Todavía desconocemos cómo va a ser la evolución radiológica de estos pacientes, pero se pueden esperar similitudes con la que presentaron los pacientes que sufrieron la infección por otros coronavirus como el SARS de los años 2002-2003 o el síndrome respiratorio de Oriente Medio (MERS, por sus siglas en inglés Middle East respiratory syndrome) de 201221.

En un estudio con pacientes supervivientes del SARS, a las 12 semanas del alta el 36% presentaba alteraciones residuales en la radiografía de tórax y a los 6 meses estas alteraciones estaban presentes en el 30% de los pacientes, siendo las opacidades del parénquima y la reticulación las anomalías más frecuentes22. De forma similar, en un estudio de pacientes supervivientes al MERS, a las 6 semanas de seguimiento el 36% de los pacientes tenían cambios residuales en la radiografía de tórax, la mayoría relacionados con cambios fibróticos23,24.

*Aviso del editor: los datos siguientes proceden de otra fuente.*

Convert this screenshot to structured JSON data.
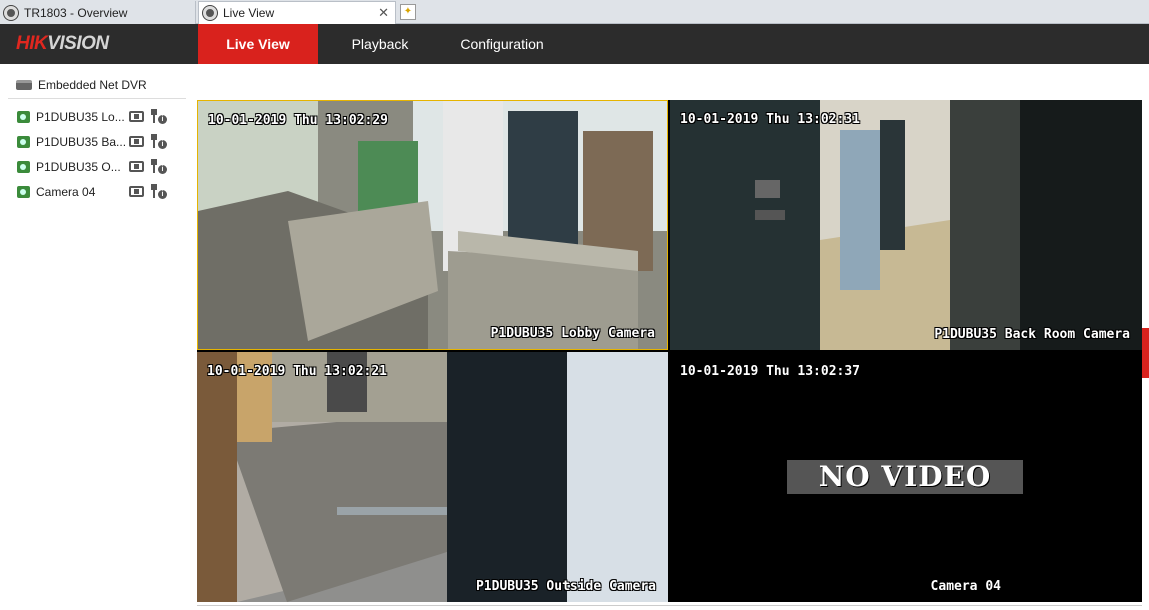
{
  "browser": {
    "tabs": [
      {
        "label": "TR1803 - Overview"
      },
      {
        "label": "Live View",
        "close": "✕"
      }
    ]
  },
  "header": {
    "logo_main": "HIK",
    "logo_accent": "VISION",
    "nav": [
      {
        "label": "Live View",
        "active": true
      },
      {
        "label": "Playback"
      },
      {
        "label": "Configuration"
      }
    ],
    "accent_color": "#d9221d"
  },
  "tree": {
    "root_label": "Embedded Net DVR",
    "cameras": [
      {
        "label": "P1DUBU35 Lo..."
      },
      {
        "label": "P1DUBU35 Ba..."
      },
      {
        "label": "P1DUBU35 O..."
      },
      {
        "label": "Camera 04"
      }
    ]
  },
  "tiles": [
    {
      "timestamp": "10-01-2019 Thu 13:02:29",
      "name": "P1DUBU35 Lobby Camera",
      "selected": true
    },
    {
      "timestamp": "10-01-2019 Thu 13:02:31",
      "name": "P1DUBU35 Back Room Camera"
    },
    {
      "timestamp": "10-01-2019 Thu 13:02:21",
      "name": "P1DUBU35 Outside Camera"
    },
    {
      "timestamp": "10-01-2019 Thu 13:02:37",
      "name": "Camera 04",
      "overlay": "NO VIDEO"
    }
  ]
}
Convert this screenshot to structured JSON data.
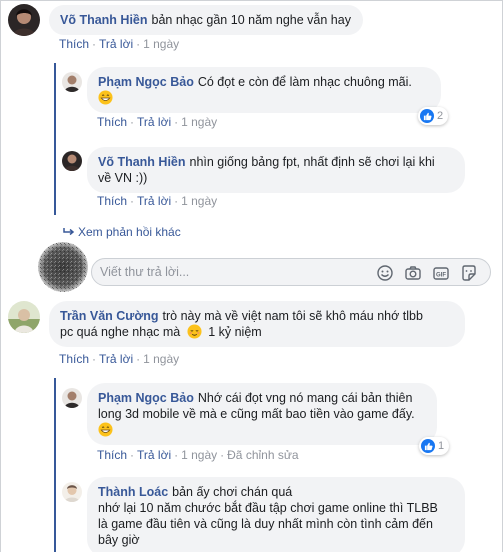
{
  "labels": {
    "like": "Thích",
    "reply": "Trả lời",
    "dot": "·",
    "edited": "Đã chỉnh sửa",
    "more_replies": "Xem phản hồi khác",
    "reply_placeholder": "Viết thư trả lời..."
  },
  "comments": [
    {
      "author": "Võ Thanh Hiền",
      "text": "bản nhạc gần 10 năm nghe vẫn hay",
      "time": "1 ngày"
    },
    {
      "author": "Phạm Ngọc Bảo",
      "text": "Có đọt e còn để làm nhạc chuông mãi.",
      "emoji": "grinning-face",
      "time": "1 ngày",
      "reaction_count": "2"
    },
    {
      "author": "Võ Thanh Hiền",
      "text1": "nhìn giống bảng fpt, nhất định sẽ chơi lại khi",
      "text2": "về VN :))",
      "time": "1 ngày"
    },
    {
      "author": "Trần Văn Cường",
      "text1": "trò này mà về việt nam tôi sẽ khô máu nhớ tlbb",
      "text2": "pc quá nghe nhạc mà",
      "text2b": "1 kỷ niệm",
      "emoji": "relieved-face",
      "time": "1 ngày"
    },
    {
      "author": "Phạm Ngọc Bảo",
      "text1": "Nhớ cái đọt vng nó mang cái bản thiên",
      "text2": "long 3d mobile về mà e cũng mất bao tiền vào game đấy.",
      "emoji": "grinning-face",
      "time": "1 ngày",
      "reaction_count": "1"
    },
    {
      "author": "Thành Loác",
      "text1": "bản ấy chơi chán quá",
      "text2": "nhớ lại 10 năm chước bắt đầu tập chơi game online thì TLBB",
      "text3": "là game đầu tiên và cũng là duy nhất mình còn tình cảm đến",
      "text4": "bây giờ"
    }
  ],
  "colors": {
    "link": "#385898",
    "bubble": "#f2f3f5",
    "meta": "#90949c",
    "like": "#1877f2"
  },
  "icons": [
    "reply-arrow-icon",
    "smiley-icon",
    "camera-icon",
    "gif-icon",
    "sticker-icon",
    "like-reaction-icon"
  ]
}
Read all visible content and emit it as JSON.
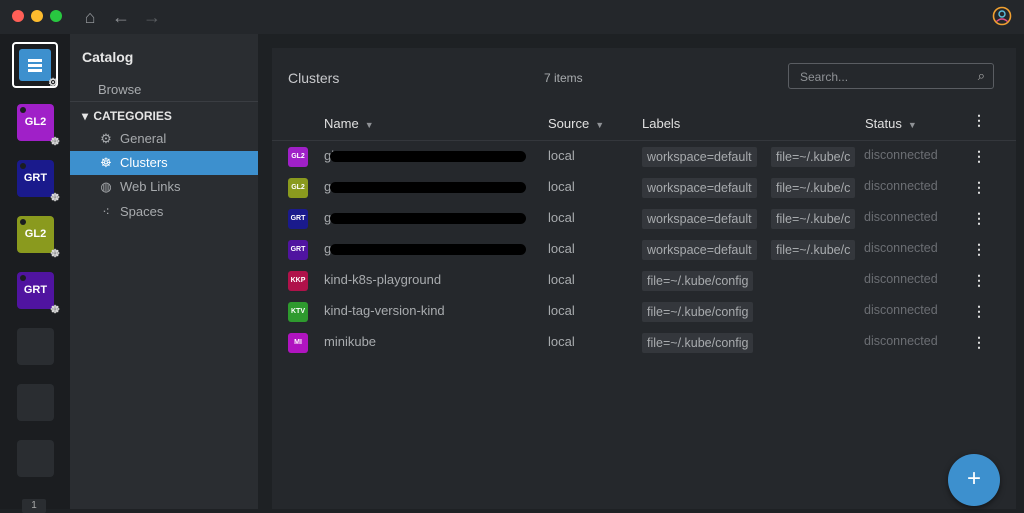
{
  "window": {
    "nav": {
      "home_icon": "home-icon",
      "back_icon": "arrow-left-icon",
      "forward_icon": "arrow-right-icon"
    },
    "colors": {
      "close": "#ff5f57",
      "minimize": "#febc2e",
      "maximize": "#28c840"
    }
  },
  "hotbar": {
    "items": [
      {
        "label": "GL2",
        "color": "#a020c8"
      },
      {
        "label": "GRT",
        "color": "#1a1a8c"
      },
      {
        "label": "GL2",
        "color": "#8a9a1e"
      },
      {
        "label": "GRT",
        "color": "#5014a0"
      }
    ],
    "page": "1"
  },
  "sidebar": {
    "title": "Catalog",
    "browse": "Browse",
    "categories_label": "CATEGORIES",
    "items": [
      {
        "label": "General",
        "icon": "gear-icon"
      },
      {
        "label": "Clusters",
        "icon": "helm-icon"
      },
      {
        "label": "Web Links",
        "icon": "globe-icon"
      },
      {
        "label": "Spaces",
        "icon": "dots-icon"
      }
    ]
  },
  "panel": {
    "title": "Clusters",
    "count": "7 items",
    "search_placeholder": "Search...",
    "columns": {
      "name": "Name",
      "source": "Source",
      "labels": "Labels",
      "status": "Status"
    }
  },
  "rows": [
    {
      "avatar": "GL2",
      "avatar_color": "#a020c8",
      "name": "gl",
      "source": "local",
      "labels": [
        "workspace=default",
        "file=~/.kube/c"
      ],
      "status": "disconnected"
    },
    {
      "avatar": "GL2",
      "avatar_color": "#8a9a1e",
      "name": "g",
      "source": "local",
      "labels": [
        "workspace=default",
        "file=~/.kube/c"
      ],
      "status": "disconnected"
    },
    {
      "avatar": "GRT",
      "avatar_color": "#1a1a8c",
      "name": "g",
      "source": "local",
      "labels": [
        "workspace=default",
        "file=~/.kube/c"
      ],
      "status": "disconnected"
    },
    {
      "avatar": "GRT",
      "avatar_color": "#5014a0",
      "name": "g",
      "source": "local",
      "labels": [
        "workspace=default",
        "file=~/.kube/c"
      ],
      "status": "disconnected"
    },
    {
      "avatar": "KKP",
      "avatar_color": "#b0124a",
      "name": "kind-k8s-playground",
      "source": "local",
      "labels": [
        "file=~/.kube/config"
      ],
      "status": "disconnected"
    },
    {
      "avatar": "KTV",
      "avatar_color": "#2e9a2e",
      "name": "kind-tag-version-kind",
      "source": "local",
      "labels": [
        "file=~/.kube/config"
      ],
      "status": "disconnected"
    },
    {
      "avatar": "MI",
      "avatar_color": "#b014c0",
      "name": "minikube",
      "source": "local",
      "labels": [
        "file=~/.kube/config"
      ],
      "status": "disconnected"
    }
  ],
  "fab": {
    "label": "+"
  }
}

La mayor parte de los pacientes van a presentar alteraciones en la radiografía de tórax en el momento del alta hospitalaria y todavía se desconoce cuál es el momento apropiado para realizar las radiografías de control tras el alta y valorar la resolución de esta afectación. En nuestro medio, las radiografías de control de las neumonías adquiridas en la comunidad se realizan a las 4 semanas, fundamentalmente para descartar la posibilidad de que un tumor primario bronquial haya contribuido a la neumonía25. En el caso de los pacientes con COVID-19, las características de la afectación del parénquima (opacidades en vidrio deslustrado y alveolares, múltiples y parcheadas) no son sospechosas de estar relacionadas con una causa neoplásica, por lo que un intervalo de tiempo mayor (se proponen 12 semanas) podría ser apropiado para confirmar la resolución de las opacidades o detectar de forma precoz el desarrollo de complicaciones4.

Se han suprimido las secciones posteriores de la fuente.